Once cattlemen have established a target date or time, they need to put a "game plan" in place, says Jeff Heldt, nutritionist for Land O' Lakes Purina Feed.

"That includes the people--who is going to do what--and the facilities," he says. Knowing who is going to feed, walk pens and track data is a key.

"Then they need to start thinking about what nutritional package they need to put together," Heldt says.

Ahead of time, that program should include highly available trace minerals and vitamins, he says. "That gets the immune system primed before the stressful event."

Getting calves used to eating out of a bunk will increase success, too.

"Depending upon the production system at the ranch, it is helpful to expose calves prior to weaning to automatic watering systems, eating out of a bunk and having access to a highly palatable ration," Irsik says.

Some producers put out a silage mixture; others offer good-quality, free-choice hay to get them accustomed to a new feed source. Heldt says that probably depends on what the weaning ration will be and the ranch resources.

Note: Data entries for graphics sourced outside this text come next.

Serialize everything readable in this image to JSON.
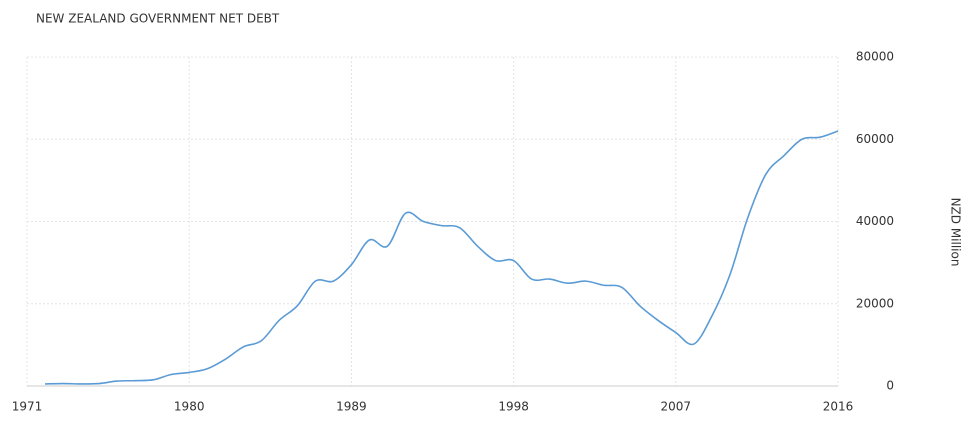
{
  "chart_data": {
    "type": "line",
    "title": "NEW ZEALAND GOVERNMENT NET DEBT",
    "y_label": "NZD Million",
    "x": [
      1972,
      1973,
      1974,
      1975,
      1976,
      1977,
      1978,
      1979,
      1980,
      1981,
      1982,
      1983,
      1984,
      1985,
      1986,
      1987,
      1988,
      1989,
      1990,
      1991,
      1992,
      1993,
      1994,
      1995,
      1996,
      1997,
      1998,
      1999,
      2000,
      2001,
      2002,
      2003,
      2004,
      2005,
      2006,
      2007,
      2008,
      2009,
      2010,
      2011,
      2012,
      2013,
      2014,
      2015,
      2016
    ],
    "series": [
      {
        "name": "Net Debt",
        "color": "#5b9bd5",
        "values": [
          500,
          600,
          500,
          600,
          1200,
          1300,
          1500,
          2800,
          3300,
          4200,
          6500,
          9500,
          11000,
          16000,
          19500,
          25500,
          25500,
          29500,
          35500,
          34000,
          42000,
          40000,
          39000,
          38500,
          34000,
          30500,
          30500,
          26000,
          26000,
          25000,
          25500,
          24500,
          24000,
          19500,
          16000,
          13000,
          10200,
          17000,
          27000,
          41000,
          51500,
          56000,
          60000,
          60500,
          62000
        ]
      }
    ],
    "xlim": [
      1971,
      2016
    ],
    "xticks": [
      1971,
      1980,
      1989,
      1998,
      2007,
      2016
    ],
    "ylim": [
      0,
      80000
    ],
    "yticks": [
      0,
      20000,
      40000,
      60000,
      80000
    ],
    "grid": true
  }
}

"It's got to be highly palatable to drive intake," he says, "and pretty nutrient dense, because those intakes the first week or 10 days could be very, very low. There also needs to be a balance between highly fermentable energy and roughage, to avoid any digestive upsets or acidosis instances."

Straight alfalfa, for example, could cause bloat, but mixing that with grass hay might curb the problem.

Heldt says they look for calves to eventually eat 3 percent to 3.5 percent of their body weight. Purina sells complete pelleted feeds if roughage is available or texturized feed with roughage built in, to help get calves started and up to that intake target.

"Whatever you use, the main goal is to maintain a performance level of 2.5 to 3 pound average daily gain," he says. "That way the cattle don't get pushed too hard, but maintain a health and performance status so the feedyard can be successful after that."

Keeping cattle on the same plane of nutrition between weaning and sending to a feedyard will help preserve beef quality-grade potential later on.

"Looking at it from a feedyard standpoint, that time period is probably as critical as any," Heldt says, noting that implant strategies are ideally coordinated with the next person down the line.

Irsik points out that a good weaning program probably benefits cow-calf producers more if they're retaining ownership, but he says it's the responsible thing to do regardless.

"Even if they feel that they are not getting paid for it, it's the job of the cow-calf producer to prepare those animals for the next stage of production," he says.

School teachers appreciate students who come to class with the right supplies and attitude. It makes sense that feeders would want healthy calves that are ready to eat and fit seamlessly into their operations.